Preliminary vote counts released by the chief returning officer (CRO) supervising the University of Manitoba Students’ Union (UMSU) general elections indicate that the UMSU Fresh slate will hold all executive positions in the 2013-14 academic year.
For the role of president, Al Turnbull received 59 per cent of the vote. He will take over the position from current UMSU president Bilan Arte, who ran under the Your Voice slate.
Amanda McMullin of the Fresh slate received 3,514 votes, or 58 per cent of the vote, for the position of VP internal.
Susie Ally of Fresh won the position of VP advocacy by a similar margin, as did Christian Pierce and Thao Lam of Fresh, for the positions of VP external and VP student services, respectively.
The Your Voice slate included incumbents Arte, Jennifer Black (VP advocacy), and Ronnie Cruz (VP student services), as well as newcomers Neil Loewen (VP internal) and Rachel Fields (VP external). Loewen and Fields would have taken over for current VPs Justin Paquin (internal) and Kwesi Bruce (external).
A post-election statement by Your Voice stated a message of thanks to their campaign volunteers and supporters “for all of their enthusiasm and engagement over the past two weeks.”
“We are proud of our campaign and would not have run it any other way.”
The Fresh slate also issued a statement to the Manitoban thanking their volunteers and supporters – and acknowledging their competition.
“The Fresh slate would like to extend a warm thanks to all of our volunteers, various campaign managers, and supporters; without them none of this would have been possible. The executive-elect would also like to thank Bilan Arte, Jennifer Black, Neil Loewen, Rachel Fields, and Ronnie Cruz for a hard–fought campaign that engaged the student body in an unprecedented manner,” read the statement.
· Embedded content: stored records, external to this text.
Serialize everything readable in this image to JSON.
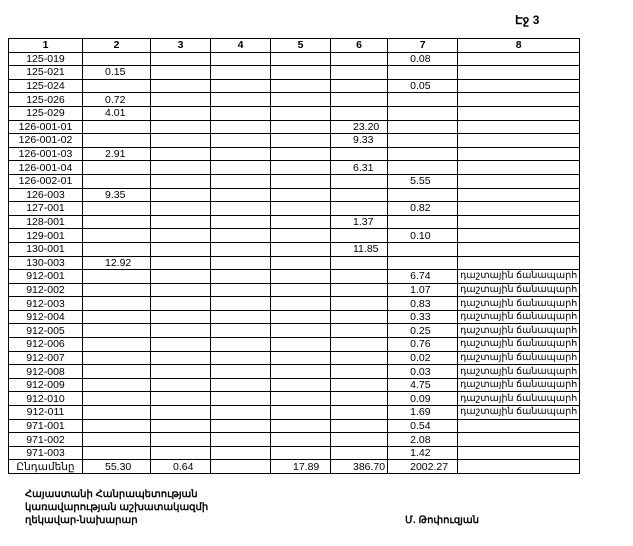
{
  "page_label": "Էջ 3",
  "table": {
    "headers": [
      "1",
      "2",
      "3",
      "4",
      "5",
      "6",
      "7",
      "8"
    ],
    "rows": [
      [
        "125-019",
        "",
        "",
        "",
        "",
        "",
        "0.08",
        ""
      ],
      [
        "125-021",
        "0.15",
        "",
        "",
        "",
        "",
        "",
        ""
      ],
      [
        "125-024",
        "",
        "",
        "",
        "",
        "",
        "0.05",
        ""
      ],
      [
        "125-026",
        "0.72",
        "",
        "",
        "",
        "",
        "",
        ""
      ],
      [
        "125-029",
        "4.01",
        "",
        "",
        "",
        "",
        "",
        ""
      ],
      [
        "126-001-01",
        "",
        "",
        "",
        "",
        "23.20",
        "",
        ""
      ],
      [
        "126-001-02",
        "",
        "",
        "",
        "",
        "9.33",
        "",
        ""
      ],
      [
        "126-001-03",
        "2.91",
        "",
        "",
        "",
        "",
        "",
        ""
      ],
      [
        "126-001-04",
        "",
        "",
        "",
        "",
        "6.31",
        "",
        ""
      ],
      [
        "126-002-01",
        "",
        "",
        "",
        "",
        "",
        "5.55",
        ""
      ],
      [
        "126-003",
        "9.35",
        "",
        "",
        "",
        "",
        "",
        ""
      ],
      [
        "127-001",
        "",
        "",
        "",
        "",
        "",
        "0.82",
        ""
      ],
      [
        "128-001",
        "",
        "",
        "",
        "",
        "1.37",
        "",
        ""
      ],
      [
        "129-001",
        "",
        "",
        "",
        "",
        "",
        "0.10",
        ""
      ],
      [
        "130-001",
        "",
        "",
        "",
        "",
        "11.85",
        "",
        ""
      ],
      [
        "130-003",
        "12.92",
        "",
        "",
        "",
        "",
        "",
        ""
      ],
      [
        "912-001",
        "",
        "",
        "",
        "",
        "",
        "6.74",
        "դաշտային ճանապարհ"
      ],
      [
        "912-002",
        "",
        "",
        "",
        "",
        "",
        "1.07",
        "դաշտային ճանապարհ"
      ],
      [
        "912-003",
        "",
        "",
        "",
        "",
        "",
        "0.83",
        "դաշտային ճանապարհ"
      ],
      [
        "912-004",
        "",
        "",
        "",
        "",
        "",
        "0.33",
        "դաշտային ճանապարհ"
      ],
      [
        "912-005",
        "",
        "",
        "",
        "",
        "",
        "0.25",
        "դաշտային ճանապարհ"
      ],
      [
        "912-006",
        "",
        "",
        "",
        "",
        "",
        "0.76",
        "դաշտային ճանապարհ"
      ],
      [
        "912-007",
        "",
        "",
        "",
        "",
        "",
        "0.02",
        "դաշտային ճանապարհ"
      ],
      [
        "912-008",
        "",
        "",
        "",
        "",
        "",
        "0.03",
        "դաշտային ճանապարհ"
      ],
      [
        "912-009",
        "",
        "",
        "",
        "",
        "",
        "4.75",
        "դաշտային ճանապարհ"
      ],
      [
        "912-010",
        "",
        "",
        "",
        "",
        "",
        "0.09",
        "դաշտային ճանապարհ"
      ],
      [
        "912-011",
        "",
        "",
        "",
        "",
        "",
        "1.69",
        "դաշտային ճանապարհ"
      ],
      [
        "971-001",
        "",
        "",
        "",
        "",
        "",
        "0.54",
        ""
      ],
      [
        "971-002",
        "",
        "",
        "",
        "",
        "",
        "2.08",
        ""
      ],
      [
        "971-003",
        "",
        "",
        "",
        "",
        "",
        "1.42",
        ""
      ]
    ],
    "total": [
      "Ընդամենը",
      "55.30",
      "0.64",
      "",
      "17.89",
      "386.70",
      "2002.27",
      ""
    ]
  },
  "footer": {
    "line1": "Հայաստանի Հանրապետության",
    "line2": "կառավարության աշխատակազմի",
    "line3": "ղեկավար-նախարար",
    "signer": "Մ. Թոփուզյան"
  }
}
Fresh ran a campaign focused heavily on improving the state of campus spirit at the U of M, including revitalizing inter-faculty rivalries. As part of this goal, Fresh will be looking into establishing an annual University Cup competition.
Other campaign focal points for Fresh were creating more wide-ranging opt-out solutions for the U–Pass and improving student study spaces with updated Wi-Fi and more electrical outlets.
Additionally, students can expect Fresh to negotiate for superior food options on campus when Aramark’s contract with the U of M ends in 2014 – a responsibility Fresh seems keen to accept.
The Your Voice campaign listed 46 election points for next year. Among them were the slate’s plans of initiating a variety of “equity-based initiatives” on campus, including a “university-wide accessibility audit, a comprehensive multi-faith strategy, and an equity commission,” according to a promotional clip posted on the slate’s Facebook page.
In a campaign interview with the Manitoban, Fresh executive members Amanda McMullin and Christian Pierce explained the core principles of their slate. Pierce said that Fresh will be adopting a full disclosure policy, while McMullin pointed out that Fresh “understands what the mandate of the union is supposed to be.”
Fresh managed to develop a notable presence online, accumulating 572 “likes” on Facebook. The Your Voice Facebook page currently lists 218 likes.
In the 2013-14 school year, Steven Stairs will continue on in his position as community representative for Students Living With Disabilities. He received 39.6 per cent of votes over two other candidates, Rocco Scarcella and Matthew Riesmeyer.
Two students, Timmy (Chigozie) James and Rongzhao Li, campaigned for the position of community rep for international students. James will begin work in that position next year. He received 52.5 per cent of votes cast for the position.
Two individuals also ran uncontested for community rep positions.
Karleigh Bacon received 426 “yes” votes for the role of LGBTT* community rep, and Charly Wreggitt received 2,363 “yes” votes for women’s representative.
The above results remain preliminary. According to UMSU bylaw 10.78 (a), “election results remain ‘preliminary’ until all appeals and complaints are resolved.”
This year, 6,109 U of M students turned out to vote, or 23.36 per cent of eligible voters.
CRO Kelsey Clifford told the Manitoban that, according to available records, this represents the highest UMSU voter turnout for general elections in 15 years.
This year’s U–Pass referendum, however, saw a higher number of eligible students cast a ballot at 27 per cent.
The 2009 general elections also drew out a high proportion of voters at 19 per cent.
In their statements to the Manitoban, both slates commented on the campaign and the high voter turnout.
“We would also like to thank the members for turning out in record numbers to vote. This is a great step for UMSU,” said Your Voice.
“[We] would like to thank the students for engaging themselves in what truly was one of the most exciting UMSU elections in recent history. We look forward to the remainder of a positive term and, of course, the beginning of our term in early May,” said the Fresh slate.